La première chose qui frappe à l'écoute de la musique du duo, c'est la couleur du son, typique des années 70's/80's, ces sons artificiels qui sont presque dissonants voir bancales, vraiment bizarre au premier abord. Tout ces sons ont été soit samplés soit récréés par le groupe à l'aide de vieux sytnhés/moog/analog stuff.

BoC a trouvé sa voie, un son unique qu'ils sont les seuls à l'époque à avoir exploré. Il y a une atmosphère étrange, les craquements et autres résidus analogiques apportent une impression de flashback vraiment omniprésente.

Ainsi le travail sur les textures est très important, l'album est dense et compact, tout s'enchaine avec brio. Les éléments d’électronique moderne sont astucieusement incrustés dans les beats parfois acérés, les détails fourmillent il y a peu de chance pour que vous entendiez tout ce qu'il y a à entendre dès la première écoute.

Autre élément important, les arrangements sont impressionnants de justesse. Les nappes cristallines venues des profondeurs de nos souvenirs sont déposées à la perfection sur un tapis de beats et de voies découpés.

Ici rien n'est agressif, les plages d'ambient revisitent une époque révolue grâce au son des moog et autres samples mystérieux. Pour preuve Kaini industries et aussi Bocuma, deux courts morceaux instrumentaux qui sont d'une puissance incroyable, jamais une musique n'avait été aussi évocatrice d'image/sensations, on « voit » presque la musique.

Parfois très simplistes, les morceaux ont pour but de nous hypnotiser pour nous immerger dans nos souvenirs d'enfance (thème principal de l'album) qui s'avèrent parfois inquiétants comme si quelque chose de malsain rodait dans ces méandres de souvenirs embrumés.

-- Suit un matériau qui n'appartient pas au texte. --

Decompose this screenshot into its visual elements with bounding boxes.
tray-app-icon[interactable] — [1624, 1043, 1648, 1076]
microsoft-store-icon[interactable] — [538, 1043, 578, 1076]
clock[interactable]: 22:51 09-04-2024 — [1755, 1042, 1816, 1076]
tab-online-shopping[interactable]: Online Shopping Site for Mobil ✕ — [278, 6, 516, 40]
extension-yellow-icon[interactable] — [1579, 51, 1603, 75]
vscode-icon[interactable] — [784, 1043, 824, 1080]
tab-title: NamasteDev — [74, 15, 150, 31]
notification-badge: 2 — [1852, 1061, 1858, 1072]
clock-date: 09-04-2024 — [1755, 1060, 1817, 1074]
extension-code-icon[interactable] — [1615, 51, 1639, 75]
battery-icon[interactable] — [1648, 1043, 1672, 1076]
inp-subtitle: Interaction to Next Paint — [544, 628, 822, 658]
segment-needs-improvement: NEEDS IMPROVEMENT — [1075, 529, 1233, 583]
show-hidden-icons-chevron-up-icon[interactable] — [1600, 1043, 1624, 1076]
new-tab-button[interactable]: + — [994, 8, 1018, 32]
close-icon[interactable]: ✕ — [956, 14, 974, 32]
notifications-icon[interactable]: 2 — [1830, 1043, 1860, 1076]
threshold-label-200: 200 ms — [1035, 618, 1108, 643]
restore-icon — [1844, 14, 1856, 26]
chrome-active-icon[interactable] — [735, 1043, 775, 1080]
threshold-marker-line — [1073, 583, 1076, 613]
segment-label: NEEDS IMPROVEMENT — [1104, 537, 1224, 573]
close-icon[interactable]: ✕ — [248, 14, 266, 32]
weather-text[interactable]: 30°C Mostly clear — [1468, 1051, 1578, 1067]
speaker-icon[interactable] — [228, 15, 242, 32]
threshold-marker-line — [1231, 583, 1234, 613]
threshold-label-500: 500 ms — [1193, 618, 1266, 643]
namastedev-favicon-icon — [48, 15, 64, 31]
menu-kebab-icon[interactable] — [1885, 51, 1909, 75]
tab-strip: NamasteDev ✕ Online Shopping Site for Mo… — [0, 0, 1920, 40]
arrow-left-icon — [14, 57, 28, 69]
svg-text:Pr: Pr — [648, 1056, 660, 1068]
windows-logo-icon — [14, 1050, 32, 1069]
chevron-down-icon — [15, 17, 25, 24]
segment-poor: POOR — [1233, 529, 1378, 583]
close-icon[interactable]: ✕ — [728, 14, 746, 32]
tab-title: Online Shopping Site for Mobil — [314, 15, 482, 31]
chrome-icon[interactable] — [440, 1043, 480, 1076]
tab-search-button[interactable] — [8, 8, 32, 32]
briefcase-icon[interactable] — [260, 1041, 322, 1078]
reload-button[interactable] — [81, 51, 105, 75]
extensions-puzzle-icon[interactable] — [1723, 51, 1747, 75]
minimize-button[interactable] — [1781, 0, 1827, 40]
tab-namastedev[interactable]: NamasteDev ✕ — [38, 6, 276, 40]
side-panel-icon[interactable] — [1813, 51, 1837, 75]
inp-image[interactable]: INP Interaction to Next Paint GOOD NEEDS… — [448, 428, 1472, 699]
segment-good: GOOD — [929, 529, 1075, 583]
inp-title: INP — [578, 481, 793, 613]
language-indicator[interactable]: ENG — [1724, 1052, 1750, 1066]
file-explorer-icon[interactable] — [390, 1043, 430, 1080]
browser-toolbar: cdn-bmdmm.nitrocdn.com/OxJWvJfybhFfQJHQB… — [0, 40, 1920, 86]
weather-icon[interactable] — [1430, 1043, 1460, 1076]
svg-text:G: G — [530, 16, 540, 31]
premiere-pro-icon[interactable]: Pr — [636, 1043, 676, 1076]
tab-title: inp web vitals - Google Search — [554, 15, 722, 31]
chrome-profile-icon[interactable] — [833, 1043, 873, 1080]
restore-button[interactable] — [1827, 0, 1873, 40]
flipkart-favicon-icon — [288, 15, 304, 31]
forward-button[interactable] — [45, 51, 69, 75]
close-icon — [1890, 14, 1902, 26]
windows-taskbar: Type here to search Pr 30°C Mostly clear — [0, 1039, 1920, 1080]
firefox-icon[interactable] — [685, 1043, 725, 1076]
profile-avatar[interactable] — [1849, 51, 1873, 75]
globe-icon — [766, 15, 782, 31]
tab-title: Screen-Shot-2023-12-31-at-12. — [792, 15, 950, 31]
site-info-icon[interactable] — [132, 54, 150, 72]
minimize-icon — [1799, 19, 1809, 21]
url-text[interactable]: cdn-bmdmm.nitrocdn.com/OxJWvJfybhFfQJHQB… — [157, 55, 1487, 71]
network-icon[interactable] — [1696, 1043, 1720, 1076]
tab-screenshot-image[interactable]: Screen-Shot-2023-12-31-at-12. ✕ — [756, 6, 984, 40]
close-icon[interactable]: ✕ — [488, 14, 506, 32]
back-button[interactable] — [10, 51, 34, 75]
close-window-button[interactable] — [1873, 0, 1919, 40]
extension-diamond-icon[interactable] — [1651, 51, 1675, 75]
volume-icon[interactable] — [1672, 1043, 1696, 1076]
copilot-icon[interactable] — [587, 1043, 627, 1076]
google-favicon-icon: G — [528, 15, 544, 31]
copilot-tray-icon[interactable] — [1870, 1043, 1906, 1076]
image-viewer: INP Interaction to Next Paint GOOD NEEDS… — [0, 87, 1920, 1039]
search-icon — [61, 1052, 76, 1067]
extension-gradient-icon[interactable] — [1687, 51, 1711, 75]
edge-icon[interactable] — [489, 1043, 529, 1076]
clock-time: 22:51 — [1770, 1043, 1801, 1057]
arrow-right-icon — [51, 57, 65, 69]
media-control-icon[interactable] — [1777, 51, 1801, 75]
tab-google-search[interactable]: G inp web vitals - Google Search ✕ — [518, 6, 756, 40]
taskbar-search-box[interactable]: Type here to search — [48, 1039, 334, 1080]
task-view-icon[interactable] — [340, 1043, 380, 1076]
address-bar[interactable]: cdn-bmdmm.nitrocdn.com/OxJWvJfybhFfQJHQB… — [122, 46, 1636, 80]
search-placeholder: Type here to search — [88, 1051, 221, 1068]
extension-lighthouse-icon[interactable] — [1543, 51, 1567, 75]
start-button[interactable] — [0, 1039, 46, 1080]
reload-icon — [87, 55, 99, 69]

Cet album est remplit comme un œuf, chaque détail compte, chaque note évoque quelque chose de personnel, tout est parfaitement en place. Un tel travail de production c'est du jamais vu, les couches successives se superposent, des voies d'enfants émergent constamment, ça rend l'écoute presque psychédélique.
Un album universel.

Petit aparté. J'ai été passionné par la série Lost, et inconsciemment les vidéos de la Dharma Initiative (qui datent à peu près de la même période que celle évoquée dans l'album) m'ont toujours fait penser à Boards of Canada. Je serais curieux de savoir si d'autres ont eu cette même impression. Le visuel des vidéos et l'ambiance collent à la perfection à la musique de Boc, s'en est presque dérangeant à se demander si les créateurs de la série n'ont pas été influencés. La série peut être facilement comparée à la musique de Boc, les mystères sont omniprésents dans les deux, les flashbacks aussi évidement.

p.s. : ici je vous propose l'album réédité en 2004 sur lequel figure un track supplémentaire (Happy Cycling, track 18).